Jesus replied, ‘“You shall not murder, you shall not commit adultery, you shall not steal, you shall not give false testimony, honour your father and mother,” and “love your neighbour as yourself.”’
‘All these I have kept,’ the young man said. ‘What do I still lack?’
Jesus answered, ‘If you want to be perfect, go, sell your possessions and give to the poor, and you will have treasure in heaven. Then come, follow me.’
When the young man heard this, he went away sad, because he had great wealth.
Then Jesus said to his disciples, ‘Truly I tell you, it is hard for someone who is rich to enter the kingdom of heaven. Again I tell you, it is easier for a camel to go through the eye of a needle than for someone who is rich to enter the kingdom of God.’
When the disciples heard this, they were greatly astonished and asked, ‘Who then can be saved?’
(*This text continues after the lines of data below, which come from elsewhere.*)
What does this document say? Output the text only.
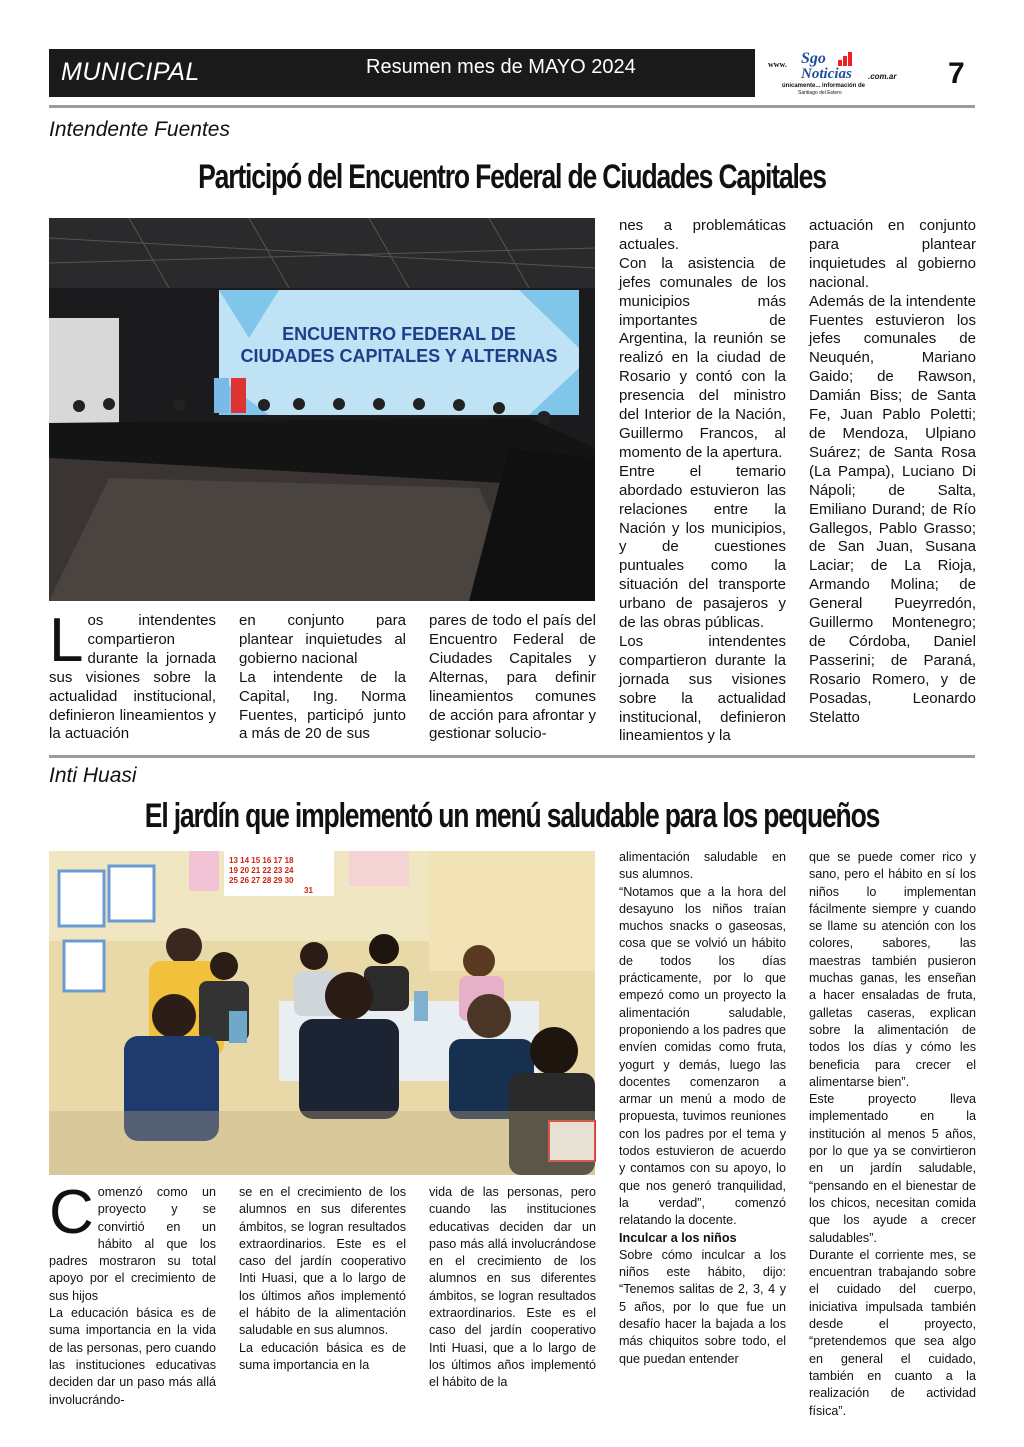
MUNICIPAL	Resumen mes de MAYO 2024	www. Sgo
Noticias .com.ar
únicamente... información de
Santiago del Estero
7
Intendente Fuentes
Participó del Encuentro Federal de Ciudades Capitales
ENCUENTRO FEDERAL DE
CIUDADES CAPITALES Y ALTERNAS
Los intendentes compartieron durante la jornada sus visiones sobre la actualidad institucional, definieron lineamientos y la actuación
en conjunto para plantear inquietudes al gobierno nacional
La intendente de la Capital, Ing. Norma Fuentes, participó junto a más de 20 de sus
pares de todo el país del Encuentro Federal de Ciudades Capitales y Alternas, para definir lineamientos comunes de acción para afrontar y gestionar solucio-
nes a problemáticas actuales.
Con la asistencia de jefes comunales de los municipios más importantes de Argentina, la reunión se realizó en la ciudad de Rosario y contó con la presencia del ministro del Interior de la Nación, Guillermo Francos, al momento de la apertura.
Entre el temario abordado estuvieron las relaciones entre la Nación y los municipios, y de cuestiones puntuales como la situación del transporte urbano de pasajeros y de las obras públicas.
Los intendentes compartieron durante la jornada sus visiones sobre la actualidad institucional, definieron lineamientos y la
actuación en conjunto para plantear inquietudes al gobierno nacional.
Además de la intendente Fuentes estuvieron los jefes comunales de Neuquén, Mariano Gaido; de Rawson, Damián Biss; de Santa Fe, Juan Pablo Poletti; de Mendoza, Ulpiano Suárez; de Santa Rosa (La Pampa), Luciano Di Nápoli; de Salta, Emiliano Durand; de Río Gallegos, Pablo Grasso; de San Juan, Susana Laciar; de La Rioja, Armando Molina; de General Pueyrredón, Guillermo Montenegro; de Córdoba, Daniel Passerini; de Paraná, Rosario Romero, y de Posadas, Leonardo Stelatto
Inti Huasi
El jardín que implementó un menú saludable para los pequeños
13 14 15 16 17 18
19 20 21 22 23 24
25 26 27 28 29 30
31
Comenzó como un proyecto y se convirtió en un hábito al que los padres mostraron su total apoyo por el crecimiento de sus hijos
La educación básica es de suma importancia en la vida de las personas, pero cuando las instituciones educativas deciden dar un paso más allá involucrándo-
se en el crecimiento de los alumnos en sus diferentes ámbitos, se logran resultados extraordinarios. Este es el caso del jardín cooperativo Inti Huasi, que a lo largo de los últimos años implementó el hábito de la alimentación saludable en sus alumnos.
La educación básica es de suma importancia en la
vida de las personas, pero cuando las instituciones educativas deciden dar un paso más allá involucrándose en el crecimiento de los alumnos en sus diferentes ámbitos, se logran resultados extraordinarios. Este es el caso del jardín cooperativo Inti Huasi, que a lo largo de los últimos años implementó el hábito de la

alimentación saludable en sus alumnos.
“Notamos que a la hora del desayuno los niños traían muchos snacks o gaseosas, cosa que se volvió un hábito de todos los días prácticamente, por lo que empezó como un proyecto la alimentación saludable, proponiendo a los padres que envíen comidas como fruta, yogurt y demás, luego las docentes comenzaron a armar un menú a modo de propuesta, tuvimos reuniones con los padres por el tema y todos estuvieron de acuerdo y contamos con su apoyo, lo que nos generó tranquilidad, la verdad”, comenzó relatando la docente.

Inculcar a los niños

Sobre cómo inculcar a los niños este hábito, dijo: “Tenemos salitas de 2, 3, 4 y 5 años, por lo que fue un desafío hacer la bajada a los más chiquitos sobre todo, el que puedan entender

que se puede comer rico y sano, pero el hábito en sí los niños lo implementan fácilmente siempre y cuando se llame su atención con los colores, sabores, las maestras también pusieron muchas ganas, les enseñan a hacer ensaladas de fruta, galletas caseras, explican sobre la alimentación de todos los días y cómo les beneficia para crecer el alimentarse bien”.
Este proyecto lleva implementado en la institución al menos 5 años, por lo que ya se convirtieron en un jardín saludable, “pensando en el bienestar de los chicos, necesitan comida que los ayude a crecer saludables”.
Durante el corriente mes, se encuentran trabajando sobre el cuidado del cuerpo, iniciativa impulsada también desde el proyecto, “pretendemos que sea algo en general el cuidado, también en cuanto a la realización de actividad física”.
Jesus looked at them and said, ‘With man this is impossible, but with God all things are possible.’
Peter answered him, ‘We have left everything to follow you! What then will there be for us?’
Jesus said to them, ‘Truly I tell you, at the renewal of all things, when the Son of Man sits on his glorious throne, you who have followed me will also sit on twelve thrones, judging the twelve tribes of Israel. And everyone who has left houses or brothers or sisters or father or mother or wife or children or fields for my sake will receive a hundred times as much and will inherit eternal life. But many who are first will be last, and many who are last will be first.